Mostrando postagens com marcador Futuro. Mostrar todas as postagens
Mostrando postagens com marcador Futuro. Mostrar todas as postagens

segunda-feira, 5 de novembro de 2012

Previsões da Gartner: 2013, 2014 … 2017

A consultora avançou com a habitual lista de previsões abrangendo não só as principais tendências para o próximo ano, como para os anos seguintes. A crescente adopção de tablets e smartphones encabeça o conjunto.

A Gartner revelou as principais tendências tecnológicas para 2013, incluídas num cenário de projecções para os próximos cinco anos. Para o próximo ano a consultora coloca a crescente adopção de dispositivos móveis, tablets e smartophones, em ambiente empresarial, no topo da lista. Associada a esta tendência, a emergência de cada vez mais lojas de aplicações empresariais ganhará também protagonismo.

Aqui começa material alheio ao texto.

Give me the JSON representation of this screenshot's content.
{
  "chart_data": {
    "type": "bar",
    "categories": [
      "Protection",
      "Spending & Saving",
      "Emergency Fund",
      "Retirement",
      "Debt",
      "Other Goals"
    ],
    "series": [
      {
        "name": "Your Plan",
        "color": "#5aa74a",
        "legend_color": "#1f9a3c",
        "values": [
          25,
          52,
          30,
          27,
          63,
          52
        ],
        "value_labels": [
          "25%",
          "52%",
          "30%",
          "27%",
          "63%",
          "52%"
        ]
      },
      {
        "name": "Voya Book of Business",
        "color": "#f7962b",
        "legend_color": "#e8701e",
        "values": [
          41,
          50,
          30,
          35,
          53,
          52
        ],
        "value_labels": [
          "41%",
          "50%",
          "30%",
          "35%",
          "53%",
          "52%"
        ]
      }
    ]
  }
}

Depois da forte adopção das plataformas de mobilidade fornecidas pela Apple, iPhone e iPad, os sistemas Android também estão a invadir o mundo empresarial. Com o lançamento do Windows 8, o segmento ganha novo dinamismo. Para a Gartner, a chegada do novo sistema operativo “aquece” o ambiente concorrencial, a dopção em grande escala será evitada até pelo menos 2015.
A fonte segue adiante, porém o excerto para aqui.